Frequency-domain optical coherence tomography, a relatively new version of optical coherence tomography, gives advantages in the signal-to-noise ratio given, allowing for faster signal capture. Since Adolf Fercher and colleagues' work in Vienna in the 1980s on low-, partial-, or white-light interferometry for in vivo ocular eye measurements, imaging of biological tissue, particularly the human eye, has been studied in parallel by several groups across the world. It's ideal for ophthalmology and other tissue imaging applications that require micrometre resolution and millimetre penetration depth. In 1993, the first in vivo OCT images of retinal structures were published, followed by the first endoscopic images in 1997.

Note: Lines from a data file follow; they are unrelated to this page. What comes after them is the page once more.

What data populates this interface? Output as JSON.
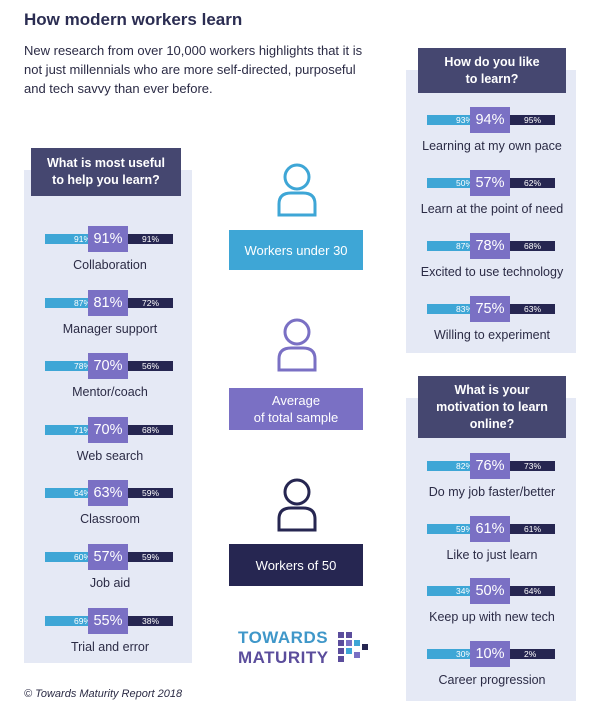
{
  "title": "How modern workers learn",
  "subtitle": "New research from over 10,000 workers highlights that it is not just millennials who are more self-directed, purposeful and tech savvy than ever before.",
  "footer": "© Towards Maturity Report 2018",
  "colors": {
    "under30": "#3ea6d6",
    "average": "#7a70c4",
    "over50": "#262651",
    "panel_bg": "#e5e9f5",
    "header_bg": "#454770"
  },
  "groups": {
    "under30": "Workers under 30",
    "average": "Average\nof total sample",
    "over50": "Workers of 50"
  },
  "icons": {
    "person": "person-icon",
    "logo": "logo-squares-icon"
  },
  "logo": {
    "line1": "TOWARDS",
    "line2": "MATURITY"
  },
  "left_panel": {
    "heading": "What is most useful\nto help you learn?",
    "rows": [
      {
        "label": "Collaboration",
        "under30": "91%",
        "average": "91%",
        "over50": "91%"
      },
      {
        "label": "Manager support",
        "under30": "87%",
        "average": "81%",
        "over50": "72%"
      },
      {
        "label": "Mentor/coach",
        "under30": "78%",
        "average": "70%",
        "over50": "56%"
      },
      {
        "label": "Web search",
        "under30": "71%",
        "average": "70%",
        "over50": "68%"
      },
      {
        "label": "Classroom",
        "under30": "64%",
        "average": "63%",
        "over50": "59%"
      },
      {
        "label": "Job aid",
        "under30": "60%",
        "average": "57%",
        "over50": "59%"
      },
      {
        "label": "Trial and error",
        "under30": "69%",
        "average": "55%",
        "over50": "38%"
      }
    ]
  },
  "right_top": {
    "heading": "How do you like\nto learn?",
    "rows": [
      {
        "label": "Learning at my own pace",
        "under30": "93%",
        "average": "94%",
        "over50": "95%"
      },
      {
        "label": "Learn at the point of need",
        "under30": "50%",
        "average": "57%",
        "over50": "62%"
      },
      {
        "label": "Excited to use technology",
        "under30": "87%",
        "average": "78%",
        "over50": "68%"
      },
      {
        "label": "Willing to experiment",
        "under30": "83%",
        "average": "75%",
        "over50": "63%"
      }
    ]
  },
  "right_bottom": {
    "heading": "What is your\nmotivation to learn\nonline?",
    "rows": [
      {
        "label": "Do my job faster/better",
        "under30": "82%",
        "average": "76%",
        "over50": "73%"
      },
      {
        "label": "Like to just learn",
        "under30": "59%",
        "average": "61%",
        "over50": "61%"
      },
      {
        "label": "Keep up with new tech",
        "under30": "34%",
        "average": "50%",
        "over50": "64%"
      },
      {
        "label": "Career progression",
        "under30": "30%",
        "average": "10%",
        "over50": "2%"
      }
    ]
  }
}
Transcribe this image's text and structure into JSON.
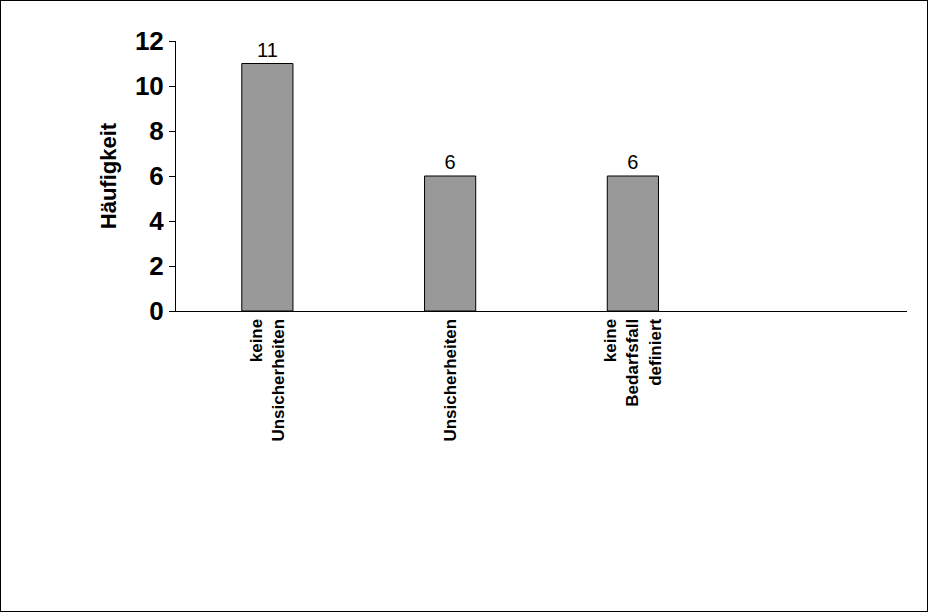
{
  "chart_data": {
    "type": "bar",
    "categories": [
      "keine Unsicherheiten",
      "Unsicherheiten",
      "keine Bedarfsfall definiert",
      null
    ],
    "values": [
      11,
      6,
      6,
      null
    ],
    "color": "#999999",
    "y_label": "Häufigkeit",
    "ylim": [
      0,
      12
    ],
    "yticks": [
      0,
      2,
      4,
      6,
      8,
      10,
      12
    ],
    "grid": false,
    "data_labels": true
  }
}
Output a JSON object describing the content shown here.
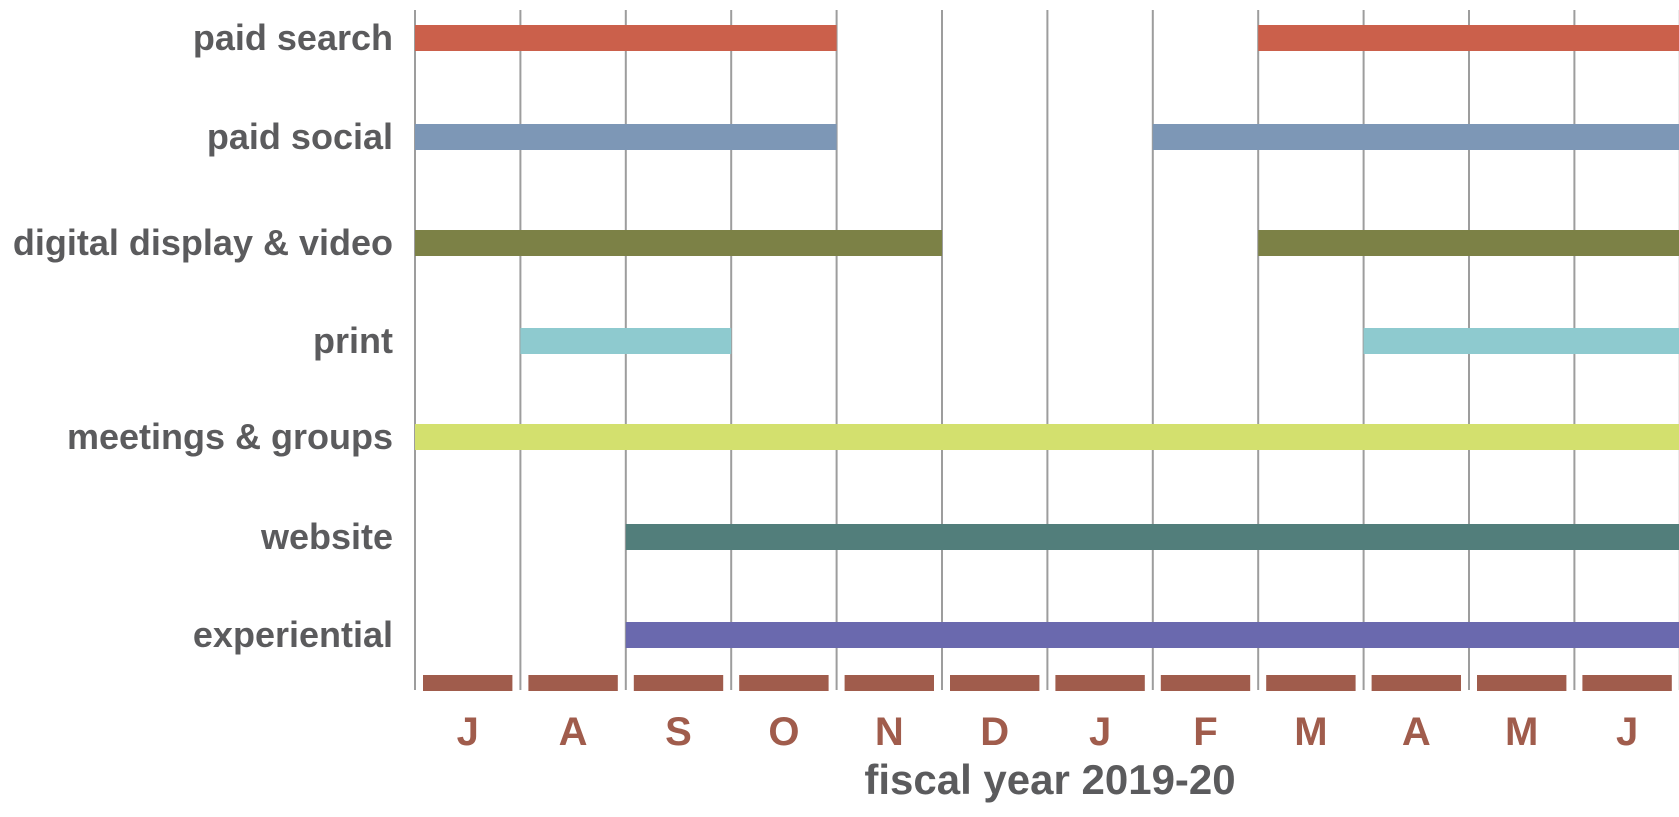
{
  "chart_data": {
    "type": "bar",
    "subtype": "gantt",
    "xlabel": "fiscal year 2019-20",
    "months": [
      "J",
      "A",
      "S",
      "O",
      "N",
      "D",
      "J",
      "F",
      "M",
      "A",
      "M",
      "J"
    ],
    "month_marker_color": "#a05c4c",
    "grid": true,
    "series": [
      {
        "name": "paid search",
        "color": "#cb604b",
        "segments": [
          {
            "start": 0,
            "end": 4
          },
          {
            "start": 8,
            "end": 12
          }
        ]
      },
      {
        "name": "paid social",
        "color": "#7d97b6",
        "segments": [
          {
            "start": 0,
            "end": 4
          },
          {
            "start": 7,
            "end": 12
          }
        ]
      },
      {
        "name": "digital display & video",
        "color": "#7c8146",
        "segments": [
          {
            "start": 0,
            "end": 5
          },
          {
            "start": 8,
            "end": 12
          }
        ]
      },
      {
        "name": "print",
        "color": "#8ecacf",
        "segments": [
          {
            "start": 1,
            "end": 3
          },
          {
            "start": 9,
            "end": 12
          }
        ]
      },
      {
        "name": "meetings & groups",
        "color": "#d3e06e",
        "segments": [
          {
            "start": 0,
            "end": 12
          }
        ]
      },
      {
        "name": "website",
        "color": "#527e7b",
        "segments": [
          {
            "start": 2,
            "end": 12
          }
        ]
      },
      {
        "name": "experiential",
        "color": "#6a69ae",
        "segments": [
          {
            "start": 2,
            "end": 12
          }
        ]
      }
    ]
  }
}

OCT has also been utilised in a variety of art conservation efforts, such as analysing distinct layers in a painting. Compared to other medical imaging methods, OCT has some intriguing advantages. Medical ultrasonography, magnetic resonance imaging (MRI), confocal microscopy, and optical coherence tomography (OCT) are all various types of morphological tissue imaging. The first two have the potential to image the entire body but at a low resolution. Low-coherence interferometry is used in OCT. Light interference occurs across a distance of metres in traditional interferometry with a long coherence length (i.e. laser interferometry). Due to the use of broad-bandwidth light sources in OCT, this interference is reduced to a distance of micrometres.

Author Info

Akshat Singh
Department of Microbiology, India

Citation: Singh A (2021) Optical Coherence Tomography: An Overview. J Biomed Eng & Med Dev. 6:177.

Received: 10-Jun-2021 Accepted: 17-Jul-2021 Published: 24-Jul-2021 , DOI: 10.35248/2475-7586.21.6.177

Copyright: © 2021 Singh A. This is an open-access article distributed under the terms of the Creative Commons Attribution License, which permits unrestricted use, distribution, and reproduction in any medium, provided the original author and source are credited.